Statistics about shares play an important role in deciding the price of a share in the stock market. Some common information about shares that all investors should study before investing in scrips include the earnings per share (EPS), price to earnings ratio (P/E), dividend paid, promoter's stake in the company, liquidity, share price in the previous year and so on.
The EPS is the indicator of whether the share is correctly valued at present. If the earnings are high compared to other stocks in the sector, there is scope for increase in the share price and as such the investor would be advised to invest in the share.The EPS also helps the investor fix their exit price.
The dividend paid by a company over the years reflects the health of the company. A healthy dividend over the years indicates sound management practises.
Another important statistic is the number of shares traded everyday. The greater this number, the greater the liquidity of the share. This is an important factor in deciding to buy scrips of a particular company because illiquid shares are difficult to dispose off.
The promoters' stake in the company gives an idea of what the promoters think of the prospects of the company and as such should be looked into. The greater the promoters stake, the better the company is likely to perform.

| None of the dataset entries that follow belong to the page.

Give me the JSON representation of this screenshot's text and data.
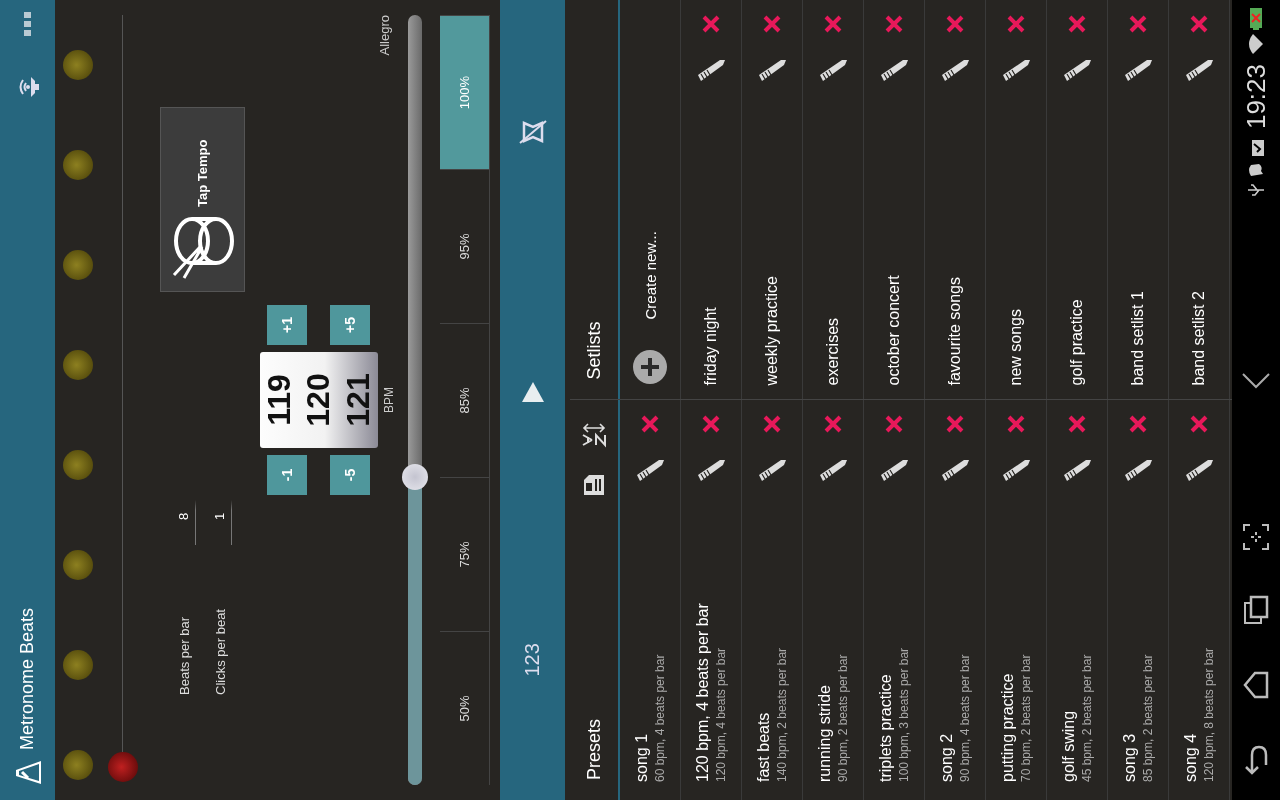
{
  "app_bar": {
    "title": "Metronome Beats"
  },
  "time_signature": [
    {
      "label": "Beats per bar",
      "value": "8"
    },
    {
      "label": "Clicks per beat",
      "value": "1"
    }
  ],
  "tap_tempo": {
    "label": "Tap Tempo"
  },
  "bpm": {
    "minus": [
      "-1",
      "-5"
    ],
    "plus": [
      "+1",
      "+5"
    ],
    "drum": [
      "119",
      "120",
      "121"
    ],
    "unit": "BPM",
    "tempo_name": "Allegro",
    "level": 0.4
  },
  "speed_presets": [
    {
      "label": "50%",
      "selected": false
    },
    {
      "label": "75%",
      "selected": false
    },
    {
      "label": "85%",
      "selected": false
    },
    {
      "label": "95%",
      "selected": false
    },
    {
      "label": "100%",
      "selected": true
    }
  ],
  "transport": {
    "counter": "123"
  },
  "presets": {
    "title": "Presets",
    "items": [
      {
        "name": "song 1",
        "detail": "60 bpm, 4 beats per bar"
      },
      {
        "name": "120 bpm, 4 beats per bar",
        "detail": "120 bpm, 4 beats per bar"
      },
      {
        "name": "fast beats",
        "detail": "140 bpm, 2 beats per bar"
      },
      {
        "name": "running stride",
        "detail": "90 bpm, 2 beats per bar"
      },
      {
        "name": "triplets practice",
        "detail": "100 bpm, 3 beats per bar"
      },
      {
        "name": "song 2",
        "detail": "90 bpm, 4 beats per bar"
      },
      {
        "name": "putting practice",
        "detail": "70 bpm, 2 beats per bar"
      },
      {
        "name": "golf swing",
        "detail": "45 bpm, 2 beats per bar"
      },
      {
        "name": "song 3",
        "detail": "85 bpm, 2 beats per bar"
      },
      {
        "name": "song 4",
        "detail": "120 bpm, 8 beats per bar"
      }
    ]
  },
  "setlists": {
    "title": "Setlists",
    "create": "Create new...",
    "items": [
      {
        "name": "friday night"
      },
      {
        "name": "weekly practice"
      },
      {
        "name": "exercises"
      },
      {
        "name": "october concert"
      },
      {
        "name": "favourite songs"
      },
      {
        "name": "new songs"
      },
      {
        "name": "golf practice"
      },
      {
        "name": "band setlist 1"
      },
      {
        "name": "band setlist 2"
      }
    ]
  },
  "status_bar": {
    "time": "19:23"
  }
}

The average price of the share in the previous year is yet another indicator of where the stock's prices are likely to go in the future. This is unless there has been any new developments in the company or sector that would justify an increase in share price.
The number of shares held by mutual funds of good reputation is also an indicator of a company's health. Mutual fund managers are sure to have done a through study of the company before investing in it and so one can consider following in their footsteps.
These are some of the statistics that an investor has to look into before investing in the shares of a particular company.